Taken from Pinterest, Photographer Unknown

The song progresses in a way that highlights the acknowledgement of a harsh past and awareness that the woman in question may have come to Trinidad in more ways than one. “When yuh tell me bout yuh past, baby girl it make me cry, can’t judge how yuh come in cuz is for a better life.” Venezuelan migrants sometimes enter Trinidad and Tobago illegally, through a boating service or pirogue in hopes to escape the painful living situation back home. 

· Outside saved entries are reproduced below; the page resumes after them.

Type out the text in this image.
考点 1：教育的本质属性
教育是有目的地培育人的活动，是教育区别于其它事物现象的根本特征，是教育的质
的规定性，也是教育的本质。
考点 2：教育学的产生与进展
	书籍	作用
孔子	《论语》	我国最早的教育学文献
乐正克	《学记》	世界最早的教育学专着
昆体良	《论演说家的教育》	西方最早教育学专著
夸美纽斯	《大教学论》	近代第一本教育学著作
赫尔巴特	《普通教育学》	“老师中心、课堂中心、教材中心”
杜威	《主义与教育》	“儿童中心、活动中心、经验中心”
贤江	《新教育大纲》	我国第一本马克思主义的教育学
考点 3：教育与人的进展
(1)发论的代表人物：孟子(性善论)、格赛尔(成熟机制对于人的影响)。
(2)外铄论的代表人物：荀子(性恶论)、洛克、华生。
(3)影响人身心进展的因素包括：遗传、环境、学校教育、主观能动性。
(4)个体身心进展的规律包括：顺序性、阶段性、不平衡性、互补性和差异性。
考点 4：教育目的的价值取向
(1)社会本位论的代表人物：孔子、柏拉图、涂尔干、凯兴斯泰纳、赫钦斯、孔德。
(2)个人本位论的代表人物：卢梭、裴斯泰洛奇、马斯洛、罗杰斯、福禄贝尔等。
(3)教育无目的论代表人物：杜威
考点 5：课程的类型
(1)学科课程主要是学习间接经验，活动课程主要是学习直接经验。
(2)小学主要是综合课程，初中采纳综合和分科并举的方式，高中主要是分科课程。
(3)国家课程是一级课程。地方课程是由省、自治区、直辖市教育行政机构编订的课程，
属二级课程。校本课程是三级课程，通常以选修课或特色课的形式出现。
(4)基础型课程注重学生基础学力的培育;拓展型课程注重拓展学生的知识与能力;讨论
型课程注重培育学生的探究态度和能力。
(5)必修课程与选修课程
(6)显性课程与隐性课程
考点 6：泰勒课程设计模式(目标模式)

At this point of the video, the girl splits, goes on her knees, “But let me give you the warning, you will never feel the same, when I hold you from the back, you will never wanna leave, when i hold you from the back”, leaves a lingering feeling of shock and discomfort. It is impossible to shake how much it feeds into this savior complex that men have for a ‘damsel in distress’. Migrant women in Trinidad and Tobago have unfortunately faced sexual exploitation in hopes of security. 

In a recent article published by the Trinidad and Tobago Newsday, the Joint Select Committee on Human Rights shared that there were 484 reports of sexual exploitation of migrant women reported with zero convictions. The cases included an infant, 4 teenage girls being trafficked and a 17 year old girl living with a 33 year old man of unstated nationality. The growing sexual exploitation makes this song a product of poor taste.

I shared a thread on Twitter interrogating the song’s content, acknowledging the great conversation starter that music is but unfortunately the responses by the artiste himself left much to be desired. In quoting my tweet, Alves shared “Great vibe, sharing your views. I’ll be doing a full vid explaining the song soon as well. ‘From the back’ by the way, relates to my support towards her holistic development etc…”

Taken from Twitter

Taken from Twitter


Caribbean lingo has connotations that are widely known, ‘from the back’ takes on a very sexual context to mean backshot. I was taken aback by the explanation. The video shows no inkling of holistic development but rather the portrayal of a woman as a stripper. Erphaan warns the woman that him holding her from the back will be life changing? Sexual exploitation is not positively life changing, women are not escaping various forms of violence to be greeted by another. The expression ‘No Owner Transfer’ goes into the trash can of sayings that imply sexual violence that upholds ownership on women’s bodies.

In a statement by Intersectional Feminist Organization, Womantra, they shared, “Sex workers are real people and sex trafficking is real too, right here in T&T. Sex workers are also far more vulnerable to being abused and sexually exploited, as is intimated in the song. Why then is the song called ‘Showroom’, further objectifying these women and why is the sexual domination of this woman cited as the solution?”

We must work harder to the narratives we share and how we portray women in our art. From Erphaan’s responses, it indicates the lack of depth that went into the execution of the song and music video. It feeds into the way Trinidadian men see Latin American women as commodity and as prey. Such a song, be interrogated and used as a tool to teach against exploitation of migrant women.

Now more than ever, there is a need for artistes to be open to criticism to create content not to satisfy anyone’s whim or fancy but rather a type of work that redefines traditional culture that has proven to be dangerous. Rather than be combative, there is a need to work hand in hand, acknowledge the tone-deafness rather than be pacifying. There is an opportunity for learning everywhere and everyday. We must choose to unlearn and learn better ideals.

Women are not cars to be driven. Women are not a commodity. Women are not slaves. Women are not objects.